The Tenth Circuit has followed a similar standard. "To use insanity as a defense to federal prosecution, the defendant must show by clear and convincing evidence that he suffered from a `severe mental disease or defect' that rendered him `unable to appreciate the nature and quality or the wrongfulness of his acts.'" United States v. Fisher, 278 Fed.Appx. 810, 813 (10th Cir. 2008) (quoting 18 U.S.C. § 17(a)). In United States v. Holsey, 995 F.2d 960, 963 (10th Cir. 1993), the court observed that
counsel concedes that if a defendant files a timely notice pursuant to Fed.R.Crim.P. 12.2, he is entitled to an instruction on insanity only if there is some evidence of insanity. We agree. See United States v. Prazak, 623 F.2d 152, 154 (10th Cir.), cert. denied, 449 U.S. 880, 101 S.Ct. 229, 66L.Ed.2d 104 (1980) (A trial court need not instruct on a defendant's theory of defense where there is no support therefor in the evidence.). So, whether Holsey was entitled to an instruction on insanity depends on whether there was evidence tending to show insanity sufficient to require an instruction to the jury on the matter.
In Holsey, the court held that an insanity instruction was not required where the defendant denied being insane, but testified that he felt "goofy in the head" and had "blacked out" during the robbery, and his sister testified that he had frequent memory problems. Id.

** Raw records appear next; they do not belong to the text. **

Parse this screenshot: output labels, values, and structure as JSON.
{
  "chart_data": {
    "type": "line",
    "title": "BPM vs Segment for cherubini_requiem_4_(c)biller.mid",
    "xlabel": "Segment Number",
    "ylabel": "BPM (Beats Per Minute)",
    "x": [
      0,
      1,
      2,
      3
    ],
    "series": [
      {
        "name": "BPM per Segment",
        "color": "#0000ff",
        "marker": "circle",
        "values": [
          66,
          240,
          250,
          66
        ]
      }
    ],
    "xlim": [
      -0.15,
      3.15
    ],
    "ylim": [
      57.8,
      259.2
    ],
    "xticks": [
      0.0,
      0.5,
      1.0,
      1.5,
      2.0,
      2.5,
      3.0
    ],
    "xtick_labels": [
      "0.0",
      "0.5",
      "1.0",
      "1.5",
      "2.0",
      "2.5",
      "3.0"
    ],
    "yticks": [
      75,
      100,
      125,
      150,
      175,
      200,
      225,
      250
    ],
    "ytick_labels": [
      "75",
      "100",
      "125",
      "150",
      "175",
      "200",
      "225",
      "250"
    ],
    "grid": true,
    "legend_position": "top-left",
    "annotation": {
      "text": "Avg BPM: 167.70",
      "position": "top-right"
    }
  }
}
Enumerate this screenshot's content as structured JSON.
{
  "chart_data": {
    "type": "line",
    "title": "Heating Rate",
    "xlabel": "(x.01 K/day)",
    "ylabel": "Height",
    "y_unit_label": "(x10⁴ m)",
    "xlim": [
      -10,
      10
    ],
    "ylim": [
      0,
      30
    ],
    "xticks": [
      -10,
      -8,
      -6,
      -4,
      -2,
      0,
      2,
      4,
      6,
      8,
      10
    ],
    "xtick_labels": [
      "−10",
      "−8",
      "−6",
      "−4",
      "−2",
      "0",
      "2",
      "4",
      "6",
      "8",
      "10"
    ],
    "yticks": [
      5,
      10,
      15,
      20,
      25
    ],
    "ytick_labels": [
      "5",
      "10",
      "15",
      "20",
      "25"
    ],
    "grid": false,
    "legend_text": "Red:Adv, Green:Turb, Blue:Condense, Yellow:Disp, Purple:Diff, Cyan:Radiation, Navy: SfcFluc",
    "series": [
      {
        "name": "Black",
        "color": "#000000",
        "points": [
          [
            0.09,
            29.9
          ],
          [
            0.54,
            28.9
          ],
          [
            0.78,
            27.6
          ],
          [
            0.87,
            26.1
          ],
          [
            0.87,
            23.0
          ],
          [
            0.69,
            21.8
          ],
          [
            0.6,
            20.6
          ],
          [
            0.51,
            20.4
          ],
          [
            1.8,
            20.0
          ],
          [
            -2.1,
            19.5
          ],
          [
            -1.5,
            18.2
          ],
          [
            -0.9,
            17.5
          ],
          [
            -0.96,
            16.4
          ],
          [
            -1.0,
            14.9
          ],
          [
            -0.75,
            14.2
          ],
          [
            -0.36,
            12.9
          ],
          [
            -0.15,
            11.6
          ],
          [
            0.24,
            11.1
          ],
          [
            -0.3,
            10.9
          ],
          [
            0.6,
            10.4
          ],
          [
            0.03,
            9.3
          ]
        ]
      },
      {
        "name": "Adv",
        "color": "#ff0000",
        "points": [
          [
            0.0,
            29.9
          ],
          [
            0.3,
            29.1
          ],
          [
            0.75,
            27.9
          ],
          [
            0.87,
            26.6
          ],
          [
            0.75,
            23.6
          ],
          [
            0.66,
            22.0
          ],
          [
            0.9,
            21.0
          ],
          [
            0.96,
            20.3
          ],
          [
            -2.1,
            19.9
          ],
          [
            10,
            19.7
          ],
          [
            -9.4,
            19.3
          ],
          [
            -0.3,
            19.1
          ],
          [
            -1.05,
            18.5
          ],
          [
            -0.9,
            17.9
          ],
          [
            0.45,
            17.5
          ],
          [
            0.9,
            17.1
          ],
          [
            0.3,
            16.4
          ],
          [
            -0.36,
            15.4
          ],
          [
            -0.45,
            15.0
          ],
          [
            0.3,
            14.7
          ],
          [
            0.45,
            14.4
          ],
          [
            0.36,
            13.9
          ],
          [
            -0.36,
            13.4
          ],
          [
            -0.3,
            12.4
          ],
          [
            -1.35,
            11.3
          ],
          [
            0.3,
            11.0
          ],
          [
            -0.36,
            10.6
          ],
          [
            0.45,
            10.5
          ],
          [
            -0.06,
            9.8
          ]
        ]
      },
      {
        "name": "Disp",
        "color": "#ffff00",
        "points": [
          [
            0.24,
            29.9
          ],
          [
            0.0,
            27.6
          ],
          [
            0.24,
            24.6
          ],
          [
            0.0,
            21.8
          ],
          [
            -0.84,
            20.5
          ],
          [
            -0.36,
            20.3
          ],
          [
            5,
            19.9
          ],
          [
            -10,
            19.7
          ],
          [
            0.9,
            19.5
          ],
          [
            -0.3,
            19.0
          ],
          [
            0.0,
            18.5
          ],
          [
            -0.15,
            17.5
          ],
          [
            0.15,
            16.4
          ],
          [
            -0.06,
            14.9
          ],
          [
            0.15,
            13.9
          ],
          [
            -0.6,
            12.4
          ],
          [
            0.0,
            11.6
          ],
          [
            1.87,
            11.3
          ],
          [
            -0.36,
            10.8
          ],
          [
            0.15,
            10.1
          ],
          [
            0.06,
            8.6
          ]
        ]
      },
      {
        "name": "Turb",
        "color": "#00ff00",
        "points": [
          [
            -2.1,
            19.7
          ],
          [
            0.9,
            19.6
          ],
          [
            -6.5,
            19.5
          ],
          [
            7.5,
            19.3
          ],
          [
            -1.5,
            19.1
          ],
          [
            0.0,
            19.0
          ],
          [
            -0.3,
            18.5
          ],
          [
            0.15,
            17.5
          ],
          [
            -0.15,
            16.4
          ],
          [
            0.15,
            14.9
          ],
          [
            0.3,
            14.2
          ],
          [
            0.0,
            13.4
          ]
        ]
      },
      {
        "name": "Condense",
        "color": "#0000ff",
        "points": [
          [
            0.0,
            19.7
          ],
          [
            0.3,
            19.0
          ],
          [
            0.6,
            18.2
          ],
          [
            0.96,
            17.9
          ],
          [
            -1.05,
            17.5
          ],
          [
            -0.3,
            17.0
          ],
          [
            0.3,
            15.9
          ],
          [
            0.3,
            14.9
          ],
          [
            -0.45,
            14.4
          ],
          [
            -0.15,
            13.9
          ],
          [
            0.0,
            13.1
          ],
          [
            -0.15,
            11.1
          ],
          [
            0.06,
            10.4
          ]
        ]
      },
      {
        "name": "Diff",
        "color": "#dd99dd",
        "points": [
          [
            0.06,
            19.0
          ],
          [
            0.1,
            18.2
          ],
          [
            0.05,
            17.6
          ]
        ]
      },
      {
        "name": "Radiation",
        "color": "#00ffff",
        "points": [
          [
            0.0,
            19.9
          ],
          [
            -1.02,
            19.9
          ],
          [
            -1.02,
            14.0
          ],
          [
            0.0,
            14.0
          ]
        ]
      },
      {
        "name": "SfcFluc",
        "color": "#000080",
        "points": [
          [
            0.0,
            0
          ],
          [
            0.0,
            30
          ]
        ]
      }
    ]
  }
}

Indeed, the Tenth Circuit has explicitly adopted the standard set forth by the Eleventh Circuit in Owens:
We hold that, where the issue of insanity has otherwise been properly raised, a federal criminal defendant is due a jury instruction on insanity when the evidence would allow a reasonable jury to find that insanity has been shown with convincing clarity. Recalling the jury's right to determine credibility, to weigh the evidence, and to draw justifiable inferences of fact, the trial judge must construe the evidence most favorably to the defendant. The court also needs to remember that, although the "clear and convincing" standard is a fairly high one, "clear and convincing" does not call for the highest levels of proof. If evidence would permit the jury to find to a high probability that defendant was insane, an insanity instruction is required.United States v. Denny-Shaffer, 2 F.3d 999, 1015-16 (10th Cir. 1993) (quoting, and adding emphasis, to Owens, 854 F.2d at 435-36).
Applying this standard to the present case, the court finds that the government's in limine motion should be denied. The function of the court is not to weigh the evidence as to Shock's mental condition, and a rational fact-finder could conclude by clear and convincing evidence that Shock was unable to appreciate the nature and quality or the wrongfulness of his acts as a result of a severe mental disease or defect. The government expresses concern (Dkt. No. 49, at 5) that a failure to enforce the limitations of 18 U.S.C. § 17(a) could "open the flood gates to the defense." However, this danger is substantially mitigated here by the existence of the extensive medical history of the defendant, including a prior (if temporary) diagnosis of psychosis.
IT IS ACCORDINGLY ORDERED this 16th day of January, 2009, that the government's Motion in Limine (Dkt. No. 28) is hereby denied.